Disruptive Innovation: What The Hell Is This?

Igor Stefanov
CEO @ SRG CRO & A Kingsman @ ACROSS Global™

As a matter of fact this is an updated version of my old post. An Up-to-dated Repost…

Seventy years ago, when TV became widespread, pundits said it would replace all the other arts and media: books, newspapers, radio, theater, cinema, all of it. Some claimed that in 20 years there would be nothing but the television. Television was a true disruptive innovation, but it didn’t kill everything. Not even close…

Speed of Innovation

In 1962, Everett Rogers published his Diffusion of Innovations theory. It basically said that not everyone adopts innovations at the same pace. In the 1980s, some people (Innovators), were walking around with massive cell phones but there are still consumers who have nothing but a landline phone that plugs into the wall (Laggards).

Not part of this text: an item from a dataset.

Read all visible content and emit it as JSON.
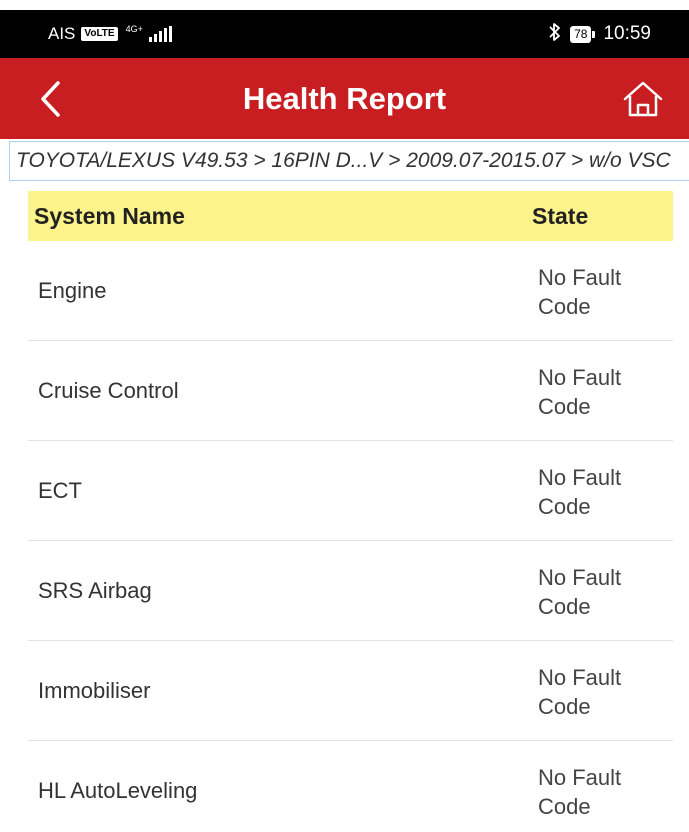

The Theory was further developed @ SRG. It has a working name of The Universal Cyclic Theory of Innovations. I trust you’ll find the below details of interest.

Quality of Innovation

This theory can help to explain how quality changes over time, i.e. during one disruptive innovation cycle (which is called Innovation Sprint). You can see that quality approaches its maximum when the early majority is just about done adopting an innovation, and roughly half the market has been captured. This is when copycats step in and overall quality starts to decrease.

Cost of Innovation

Finally, if you put the curve of innovator’s revenue on top you’ll see the whole picture of a single innovation life cycle. (Read more in How to Lower the Cost of a New Revenue Stream.)

 

Disruptive Cycle Start

When the Innovation Sprint is exhausted, the true dispuptive innovation steps into the door and the whole cycle repeats.

These are the basics of our Universal Cyclic Theory of Innovations.